Since ceftriaxone and itraconazole are highly protein bound, are excreted via a biliary pathway, and are in vitro modulators of the efflux pump P glycoprotein, a pharmacokinetic interaction between these antimicrobial agents can be hypothesized. Therefore, we evaluated the pharmacokinetics of itraconazole and ceftriaxone alone and in combination in a chronic model of catheterized miniature pigs. Itraconazole does not influence ceftriaxone kinetic behavior. The mean areas under the concentration-time curve (AUC) were 152.2 microg x h/ml (standard deviation [SD], 22.5) and 129.2 microg x h/ml (SD, 41.2) and the terminal half-lives were 1.1 h (SD, 0.3) and 0.9 h (SD, 0.2) when ceftriaxone was given alone and combined with itraconazole, respectively.

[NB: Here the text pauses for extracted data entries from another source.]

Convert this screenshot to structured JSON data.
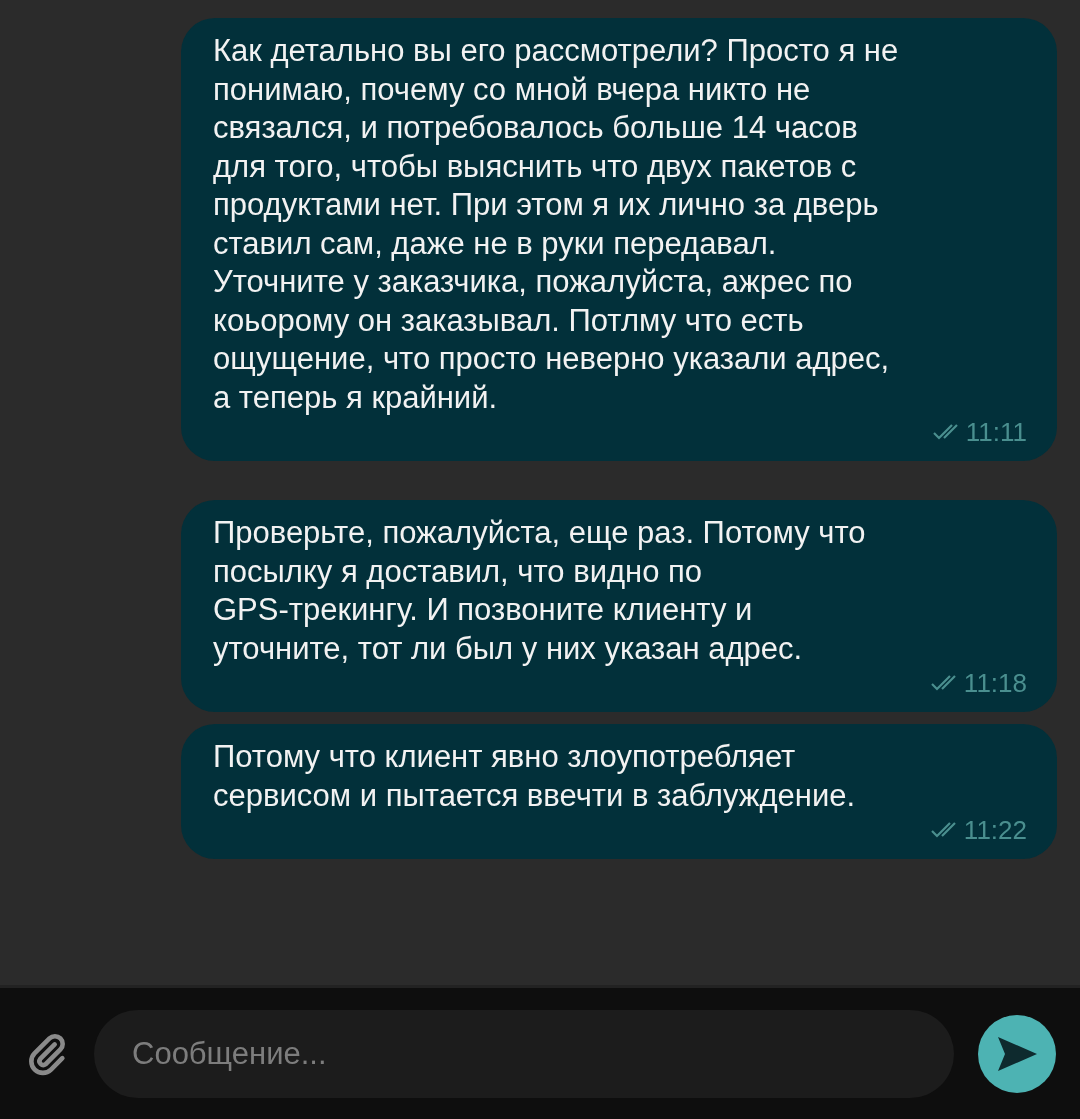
{
  "messages": [
    {
      "text": "Как детально вы его рассмотрели? Просто я не\nпонимаю, почему со мной вчера никто не\nсвязался, и потребовалось больше 14 часов\nдля того, чтобы выяснить что двух пакетов с\nпродуктами нет. При этом я их лично за дверь\nставил сам, даже не в руки передавал.\nУточните у заказчика, пожалуйста, ажрес по\nкоьорому он заказывал. Потлму что есть\nощущение, что просто неверно указали адрес,\nа теперь я крайний.",
      "time": "11:11",
      "read": true
    },
    {
      "text": "Проверьте, пожалуйста, еще раз. Потому что\nпосылку я доставил, что видно по\nGPS-трекингу. И позвоните клиенту и\nуточните, тот ли был у них указан адрес.",
      "time": "11:18",
      "read": true
    },
    {
      "text": "Потому что клиент явно злоупотребляет\nсервисом и пытается ввечти в заблуждение.",
      "time": "11:22",
      "read": true
    }
  ],
  "composer": {
    "placeholder": "Сообщение..."
  }
}
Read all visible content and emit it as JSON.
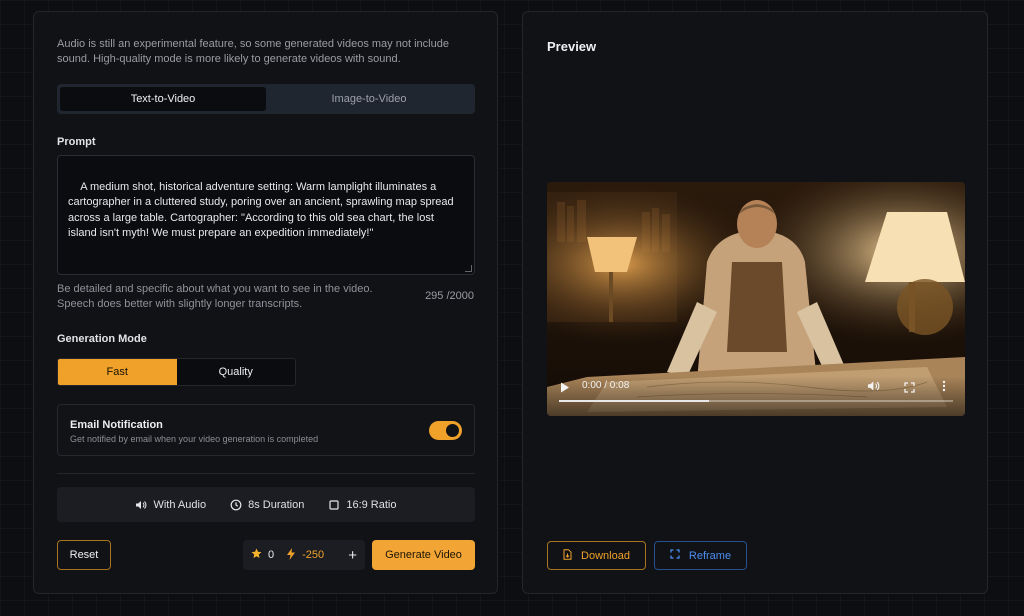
{
  "notice": "Audio is still an experimental feature, so some generated videos may not include sound. High-quality mode is more likely to generate videos with sound.",
  "tabs": [
    {
      "label": "Text-to-Video",
      "active": true
    },
    {
      "label": "Image-to-Video",
      "active": false
    }
  ],
  "prompt": {
    "label": "Prompt",
    "value": "A medium shot, historical adventure setting: Warm lamplight illuminates a cartographer in a cluttered study, poring over an ancient, sprawling map spread across a large table. Cartographer: \"According to this old sea chart, the lost island isn't myth! We must prepare an expedition immediately!\"",
    "helper": "Be detailed and specific about what you want to see in the video. Speech does better with slightly longer transcripts.",
    "counter": "295 /2000"
  },
  "generation_mode": {
    "label": "Generation Mode",
    "options": [
      {
        "label": "Fast",
        "active": true
      },
      {
        "label": "Quality",
        "active": false
      }
    ]
  },
  "email": {
    "title": "Email Notification",
    "subtitle": "Get notified by email when your video generation is completed",
    "enabled": true
  },
  "features": {
    "audio": "With Audio",
    "duration": "8s Duration",
    "ratio": "16:9 Ratio"
  },
  "actions": {
    "reset": "Reset",
    "credits": "0",
    "cost": "-250",
    "plus": "+",
    "generate": "Generate Video"
  },
  "preview": {
    "title": "Preview",
    "time": "0:00 / 0:08",
    "progress_fraction": 0.38,
    "download": "Download",
    "reframe": "Reframe"
  },
  "colors": {
    "accent": "#f0a12a",
    "link_blue": "#4c8ef0"
  }
}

Regarding itraconazole kinetics, ceftriaxone was shown to alter the disposition of the triazole. Contrary to what was expected, the AUC (from 0 to 8 h) decreased from 139.3 ng h/ml with itraconazole alone to 122.7 ng h/ml with itraconazole and ceftriaxone combined in pig 1, from 398.5 to 315.7 ng x h/ml in pig 2, and from 979.6 to 716.6 ng x h/ml in pig 3 (P of <0.01 by analysis of variance).